Flowerpot Men

clayflowerpots.jpg

Gardening and writing are similar in a number of ways, and complement each other. Words bear a resemblance to seeds. Acclaimed authors are often heard to describe their craft as a mystery, as if some secret force within is guiding the pen. They might start with a basic plot and some notion of the characters required to inhabit it, but soon find their fictional people becoming larger than life, as real or even more real than their family and friends. These actors on the page begin to write their own story, one which the apparent author becomes obliged to merely record rather than direct.

My mother-in-law, a retired professor of English literature, once gave me good advice on the subject. If you want to write, she said, then sit down with a pen and paper; nothing will happen unless you do. Even if you have little or no idea what it is that you are trying to inscribe, just sit down – and watch the words appear.

The analogy hardly requires spelling out. Suffice it to say that you won’t end up with a wood if you don’t plant the trees. Definitely do not worry about whether you will be there to observe your creation when it matures. Just enjoy the process for as long as you can.

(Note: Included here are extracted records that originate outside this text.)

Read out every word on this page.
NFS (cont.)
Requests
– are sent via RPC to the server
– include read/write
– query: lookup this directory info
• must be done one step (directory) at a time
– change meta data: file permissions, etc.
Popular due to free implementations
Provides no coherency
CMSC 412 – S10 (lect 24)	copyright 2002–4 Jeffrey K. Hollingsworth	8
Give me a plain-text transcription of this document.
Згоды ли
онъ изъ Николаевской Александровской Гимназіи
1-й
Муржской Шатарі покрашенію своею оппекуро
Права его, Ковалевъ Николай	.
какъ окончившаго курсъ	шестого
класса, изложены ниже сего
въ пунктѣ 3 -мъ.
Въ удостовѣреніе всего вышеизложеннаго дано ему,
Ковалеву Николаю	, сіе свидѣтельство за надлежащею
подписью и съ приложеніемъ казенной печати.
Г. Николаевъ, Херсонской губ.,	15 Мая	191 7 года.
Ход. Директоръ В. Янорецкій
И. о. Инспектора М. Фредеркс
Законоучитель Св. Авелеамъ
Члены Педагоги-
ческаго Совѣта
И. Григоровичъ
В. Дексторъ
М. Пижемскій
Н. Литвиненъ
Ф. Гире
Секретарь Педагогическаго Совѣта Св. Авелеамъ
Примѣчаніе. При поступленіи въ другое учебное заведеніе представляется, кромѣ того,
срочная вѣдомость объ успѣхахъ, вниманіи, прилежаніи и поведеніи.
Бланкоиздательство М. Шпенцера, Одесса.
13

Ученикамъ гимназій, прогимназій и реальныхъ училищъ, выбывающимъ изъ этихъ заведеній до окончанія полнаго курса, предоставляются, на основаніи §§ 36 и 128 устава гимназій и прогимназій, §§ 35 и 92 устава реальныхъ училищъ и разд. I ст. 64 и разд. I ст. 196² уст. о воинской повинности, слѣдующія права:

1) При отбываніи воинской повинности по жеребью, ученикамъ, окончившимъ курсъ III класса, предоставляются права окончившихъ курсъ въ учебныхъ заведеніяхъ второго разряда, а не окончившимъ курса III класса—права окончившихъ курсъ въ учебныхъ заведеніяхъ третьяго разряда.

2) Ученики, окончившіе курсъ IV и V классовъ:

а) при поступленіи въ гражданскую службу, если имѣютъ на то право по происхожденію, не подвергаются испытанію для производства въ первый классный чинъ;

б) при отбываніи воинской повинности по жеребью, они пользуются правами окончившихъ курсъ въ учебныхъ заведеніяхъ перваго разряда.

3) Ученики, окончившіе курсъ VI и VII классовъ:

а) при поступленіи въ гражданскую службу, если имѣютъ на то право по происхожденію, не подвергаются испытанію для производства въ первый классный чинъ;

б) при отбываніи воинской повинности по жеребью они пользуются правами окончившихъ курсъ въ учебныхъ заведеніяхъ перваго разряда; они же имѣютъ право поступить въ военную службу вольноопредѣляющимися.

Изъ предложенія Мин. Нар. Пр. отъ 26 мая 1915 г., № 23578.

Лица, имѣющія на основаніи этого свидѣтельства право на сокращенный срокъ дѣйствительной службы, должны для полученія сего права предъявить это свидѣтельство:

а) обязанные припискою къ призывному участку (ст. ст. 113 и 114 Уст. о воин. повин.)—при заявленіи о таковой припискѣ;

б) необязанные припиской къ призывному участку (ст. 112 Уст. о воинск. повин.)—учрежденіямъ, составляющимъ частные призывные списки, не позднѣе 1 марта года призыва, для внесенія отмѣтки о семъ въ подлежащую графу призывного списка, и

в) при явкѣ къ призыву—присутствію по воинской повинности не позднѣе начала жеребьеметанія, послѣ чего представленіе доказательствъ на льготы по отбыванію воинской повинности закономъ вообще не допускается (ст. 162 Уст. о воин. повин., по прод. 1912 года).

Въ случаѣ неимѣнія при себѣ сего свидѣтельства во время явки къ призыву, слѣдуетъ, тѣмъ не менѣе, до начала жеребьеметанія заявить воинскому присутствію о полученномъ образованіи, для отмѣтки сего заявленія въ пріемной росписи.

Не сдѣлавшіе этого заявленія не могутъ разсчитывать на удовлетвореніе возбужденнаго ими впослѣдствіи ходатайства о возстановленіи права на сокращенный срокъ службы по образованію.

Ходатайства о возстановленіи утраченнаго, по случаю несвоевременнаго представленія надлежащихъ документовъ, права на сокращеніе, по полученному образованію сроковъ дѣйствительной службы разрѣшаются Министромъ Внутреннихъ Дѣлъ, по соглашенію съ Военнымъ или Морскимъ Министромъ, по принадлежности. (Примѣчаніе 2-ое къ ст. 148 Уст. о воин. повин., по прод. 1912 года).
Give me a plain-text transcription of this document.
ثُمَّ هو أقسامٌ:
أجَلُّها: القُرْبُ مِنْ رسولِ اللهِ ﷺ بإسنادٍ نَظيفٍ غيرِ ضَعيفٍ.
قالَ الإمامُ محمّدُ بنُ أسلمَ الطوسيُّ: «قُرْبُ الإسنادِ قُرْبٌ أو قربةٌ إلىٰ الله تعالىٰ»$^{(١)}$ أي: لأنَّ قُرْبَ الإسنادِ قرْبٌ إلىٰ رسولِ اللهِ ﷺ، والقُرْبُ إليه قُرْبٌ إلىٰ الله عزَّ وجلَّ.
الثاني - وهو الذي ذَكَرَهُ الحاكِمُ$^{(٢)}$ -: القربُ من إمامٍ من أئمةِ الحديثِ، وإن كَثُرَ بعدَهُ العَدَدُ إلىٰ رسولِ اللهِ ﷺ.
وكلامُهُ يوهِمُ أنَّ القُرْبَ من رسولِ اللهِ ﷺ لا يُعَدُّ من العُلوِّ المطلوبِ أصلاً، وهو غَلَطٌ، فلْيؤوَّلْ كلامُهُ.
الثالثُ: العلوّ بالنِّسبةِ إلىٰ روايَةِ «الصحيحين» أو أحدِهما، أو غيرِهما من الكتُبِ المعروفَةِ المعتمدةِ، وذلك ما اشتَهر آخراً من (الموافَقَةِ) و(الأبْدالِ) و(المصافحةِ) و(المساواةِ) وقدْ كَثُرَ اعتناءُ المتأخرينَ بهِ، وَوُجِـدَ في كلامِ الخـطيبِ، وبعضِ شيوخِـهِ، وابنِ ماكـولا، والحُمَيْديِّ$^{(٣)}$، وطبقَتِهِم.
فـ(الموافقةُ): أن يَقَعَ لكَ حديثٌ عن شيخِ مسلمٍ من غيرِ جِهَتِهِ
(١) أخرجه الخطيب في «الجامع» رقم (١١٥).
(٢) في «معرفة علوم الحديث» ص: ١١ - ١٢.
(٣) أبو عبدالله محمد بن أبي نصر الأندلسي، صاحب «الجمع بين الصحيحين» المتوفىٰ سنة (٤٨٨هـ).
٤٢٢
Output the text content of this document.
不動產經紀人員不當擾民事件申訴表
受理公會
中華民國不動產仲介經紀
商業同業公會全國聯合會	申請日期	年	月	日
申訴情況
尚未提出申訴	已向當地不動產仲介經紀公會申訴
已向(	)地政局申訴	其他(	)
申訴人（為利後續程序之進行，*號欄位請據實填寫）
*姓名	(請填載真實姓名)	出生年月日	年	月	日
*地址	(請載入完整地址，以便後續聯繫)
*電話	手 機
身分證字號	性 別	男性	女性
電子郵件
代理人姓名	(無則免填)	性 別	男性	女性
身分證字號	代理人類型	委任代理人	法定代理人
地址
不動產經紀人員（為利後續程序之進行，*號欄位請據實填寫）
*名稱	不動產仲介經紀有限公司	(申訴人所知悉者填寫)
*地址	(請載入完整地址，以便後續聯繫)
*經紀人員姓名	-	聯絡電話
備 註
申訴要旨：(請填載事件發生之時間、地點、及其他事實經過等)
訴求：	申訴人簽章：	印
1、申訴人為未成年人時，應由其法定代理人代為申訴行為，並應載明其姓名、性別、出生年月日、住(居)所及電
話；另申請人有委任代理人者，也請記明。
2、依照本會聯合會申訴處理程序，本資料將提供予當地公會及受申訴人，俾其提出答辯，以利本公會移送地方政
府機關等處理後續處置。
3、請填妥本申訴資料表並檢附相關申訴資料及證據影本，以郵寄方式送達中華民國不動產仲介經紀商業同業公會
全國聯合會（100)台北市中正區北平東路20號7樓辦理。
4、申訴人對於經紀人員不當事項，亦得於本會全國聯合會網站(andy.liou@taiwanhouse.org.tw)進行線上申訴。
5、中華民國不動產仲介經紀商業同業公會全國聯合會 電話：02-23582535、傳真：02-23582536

When given the opportunity to talk about the garden at Airdlin Croft I often highlight the happy association of rhododendrons and hostas. Not all rhodies are naturally woodland plants though the large-leaved species generally do best within the shelter of trees. Hostas are also mostly shade-tolerant plants. Growing the two genera in close proximity allows a spacing of the woody plants that takes into account their potential height and spread while providing ground cover with their herbaceous companions. Left alone, the ericaceous component will ultimately smother the physically-challenged neighbours. I refer to this inevitable dynamic as a strategy for old age.

At some time in the future – hopefully a long way off – the ability to garden at the current output of physical energy will decline; there is no getting around it. Right now, the maintenance of a collection of hostas, in the greenhouse and the garden, requires a good deal of work; whereas once established, rhododendrons tend to take care of themselves. They just get bigger and better. So when physical infirmity gets the upper hand I plan to slacken off a bit; but hopefully will still manage to muster the mental acuity for writing. That’s the plan. I have elsewhere suggested that optimism is a necessary component of the gardener’s DNA.

However, there is no need to discover decrepitude before picking up the pen (and I still do use a pen for the first draft, preferring to minimise the proportion of waking hours facing a screen). One of the consequences of gardening in these latitudes is a necessary submission to the seasons. In mid-winter here we enjoy barely six hours of daylight, and even during those the weather can render outdoor activities less than pleasant, freeing up much time for scribbling.

Furthermore, as any gardener knows, much of the inevitable work outside is repetitive and fairly mindless – a fact that probably prevents the non-gardener from getting involved but to the green-fingered pragmatist becomes another string to the bow: an opportunity to think about something else, to daydream, to put together thoughts and ideas that a more demanding schedule might prevent - the skeleton, perhaps, of a poem, a novel, or autobiography that can be allowed to materialise once one is forced indoors. Of course, not all introspection is necessarily advantageous to pursue; but at least some of the ingredients may turn out to be worth combining in hard copy.

Hostas and rhododendrons; gardening and writing; bread and butter – having unwittingly arrived at that last metaphor, and in so doing proved a point made above, I should admit that this strategy for old age contains a compromise willingly undertaken when a long time ago I chose the life of a gardener. This was unlikely to be  a sure-fire route to a fat pension – and so it has worked out, with no world cruises or flashy cars on the agenda, and perhaps a rather flimsy safety-net should old age cut up rough. But no regrets either, yet.